Let's try it. We can put this in Documentation/ once we agree on the rules.
INPUT -----
The allocator processes, per domain sub-tree, all resources with IORESOURCE_IO or IORESOURCE_MEM set. From here on, these are simply referred to as *resources*.
Resources with the IORESOURCE_FIXED bit set are referred to as *fixed resources*, resources with the IORESOURCE_BRIDGE bit set as *bridge resources*, and resources with the IORESOURCE_ASSIGNED bit set as *assigned resources*.
Resources with IORESOURCE_IO set must not have IORESOURCE_MEM set.
Resources that should not be changed by the allocator must be fixed resources.
Fixed resources must be assigned resources and have a valid `base` address pre-assigned.
A fixed resource must not overlap with any other fixed resource within the same address space (IO / MEM), unless either of them is a bridge resource.
A fixed bridge resource must not overlap with any other fixed resource within the same address space and on the same bus (i.e. the same device or its siblings), unless exactly one of them has IORESOURCE_SUBTRACTIVE set.
OUTPUT ------
All device attributes beside non-fixed resources are left unaltered.
The structure of resource lists (`next` pointers) is left unaltered.
The `index` and `gran` attributes of all resources are left unaltered.
The `size`, `limit` and `align` attributes of all non-bridge resources are left unaltered.
With exception of IORESOURCE_ASSIGNED, all `flags` of all resources are left unaltered.
All non-fixed assigned resources downstream of a bridge must be covered by an assigned bridge resource of that bridge.
For all assigned resources, the INPUT rules must apply, where all assigned resources would be treated as fixed resources.
Another option: we could identify the differences in the new allocator that had a part in the breakage and only provide a backward compatible implementation for those.

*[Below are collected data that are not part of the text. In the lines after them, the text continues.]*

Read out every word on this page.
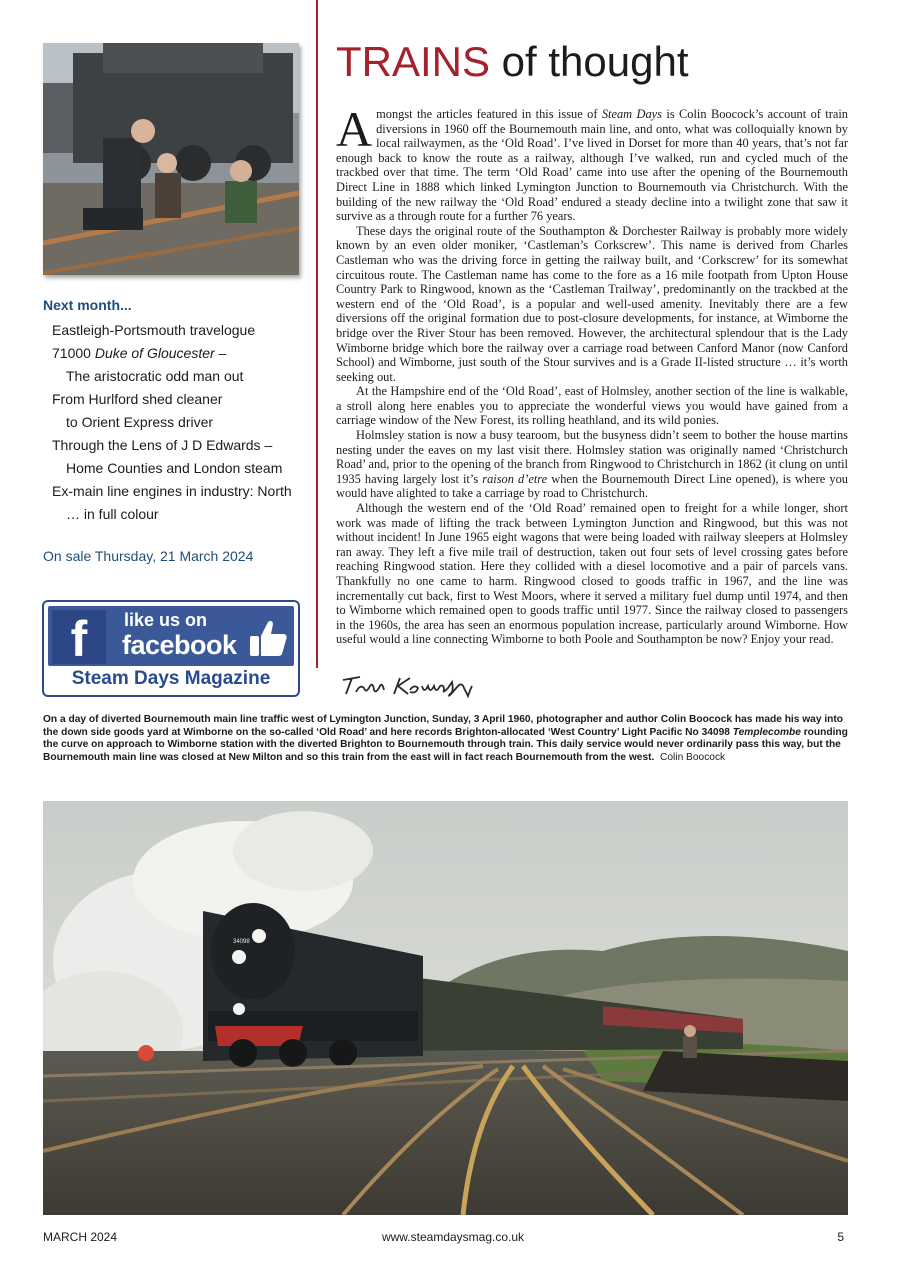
Next month...
Eastleigh-Portsmouth travelogue
71000 Duke of Gloucester –
The aristocratic odd man out
From Hurlford shed cleaner
to Orient Express driver
Through the Lens of J D Edwards –
Home Counties and London steam
Ex-main line engines in industry: North
… in full colour
On sale Thursday, 21 March 2024
f	like us on
facebook
Steam Days Magazine
TRAINS of thought

Amongst the articles featured in this issue of Steam Days is Colin Boocock’s account of train diversions in 1960 off the Bournemouth main line, and onto, what was colloquially known by local railwaymen, as the ‘Old Road’. I’ve lived in Dorset for more than 40 years, that’s not far enough back to know the route as a railway, although I’ve walked, run and cycled much of the trackbed over that time. The term ‘Old Road’ came into use after the opening of the Bournemouth Direct Line in 1888 which linked Lymington Junction to Bournemouth via Christchurch. With the building of the new railway the ‘Old Road’ endured a steady decline into a twilight zone that saw it survive as a through route for a further 76 years.

These days the original route of the Southampton & Dorchester Railway is probably more widely known by an even older moniker, ‘Castleman’s Corkscrew’. This name is derived from Charles Castleman who was the driving force in getting the railway built, and ‘Corkscrew’ for its somewhat circuitous route. The Castleman name has come to the fore as a 16 mile footpath from Upton House Country Park to Ringwood, known as the ‘Castleman Trailway’, predominantly on the trackbed at the western end of the ‘Old Road’, is a popular and well-used amenity. Inevitably there are a few diversions off the original formation due to post-closure developments, for instance, at Wimborne the bridge over the River Stour has been removed. However, the architectural splendour that is the Lady Wimborne bridge which bore the railway over a carriage road between Canford Manor (now Canford School) and Wimborne, just south of the Stour survives and is a Grade II-listed structure … it’s worth seeking out.

At the Hampshire end of the ‘Old Road’, east of Holmsley, another section of the line is walkable, a stroll along here enables you to appreciate the wonderful views you would have gained from a carriage window of the New Forest, its rolling heathland, and its wild ponies.

Holmsley station is now a busy tearoom, but the busyness didn’t seem to bother the house martins nesting under the eaves on my last visit there. Holmsley station was originally named ‘Christchurch Road’ and, prior to the opening of the branch from Ringwood to Christchurch in 1862 (it clung on until 1935 having largely lost it’s raison d’etre when the Bournemouth Direct Line opened), is where you would have alighted to take a carriage by road to Christchurch.

Although the western end of the ‘Old Road’ remained open to freight for a while longer, short work was made of lifting the track between Lymington Junction and Ringwood, but this was not without incident! In June 1965 eight wagons that were being loaded with railway sleepers at Holmsley ran away. They left a five mile trail of destruction, taken out four sets of level crossing gates before reaching Ringwood station. Here they collided with a diesel locomotive and a pair of parcels vans. Thankfully no one came to harm. Ringwood closed to goods traffic in 1967, and the line was incrementally cut back, first to West Moors, where it served a military fuel dump until 1974, and then to Wimborne which remained open to goods traffic until 1977. Since the railway closed to passengers in the 1960s, the area has seen an enormous population increase, particularly around Wimborne. How useful would a line connecting Wimborne to both Poole and Southampton be now? Enjoy your read.

On a day of diverted Bournemouth main line traffic west of Lymington Junction, Sunday, 3 April 1960, photographer and author Colin Boocock has made his way into the down side goods yard at Wimborne on the so-called ‘Old Road’ and here records Brighton-allocated ‘West Country’ Light Pacific No 34098 Templecombe rounding the curve on approach to Wimborne station with the diverted Brighton to Bournemouth through train. This daily service would never ordinarily pass this way, but the Bournemouth main line was closed at New Milton and so this train from the east will in fact reach Bournemouth from the west. Colin Boocock
34098
MARCH 2024	www.steamdaysmag.co.uk	5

Actually, I think it's only one: the resource constraining strategy for the domain. To make this compatible, we could a) drop all but the biggest memrange below 4G for the domain, and b) assign/steal resources from the end of the memrange at the domain level. It would closely mimic what the old code tried to achieve, so seems safe, somehow.
I don't think it is right to assume that the biggest window should always be chosen.
To be clear. I meant to add an optional mode with these features, selectable in Kconfig. The thought was, such a "compatibility mode" should choose the biggest window, because that's what the old allocator did.
Yes, we can start by allocating resources top-down by always selecting the last window and using its top. I already have patches uploaded for this (which need a small change to select the top of last memory): https://review.coreboot.org/c/coreboot/+/41418. But, I don't really want to take that change in because we will continue masking the issues for chipsets/mainboards which were not really doing the right thing. Instead, it would be better to identify such chipsets and fix them.
Right. My current idea is to add a bunch of optional allocator features. On one hand, to allow testing of the existing code. For instance, if a) and b) can be tested individually, that can give us a hint what might be wrong with the chipset code. And on the other hand, to test some new features. I'll have to see how invasive that will be and then either push patches for v4 or start a v4.5 just for experiments ;)
* The above-4G memrange should be aligned to a power of 2 for better MTRR usage (if that isn't the case already?).
All mem resource allocation already happens at 4KiB alignment.
Right, my bad, wrong words, bear with me. I meant, should be rounded up to a power of 2.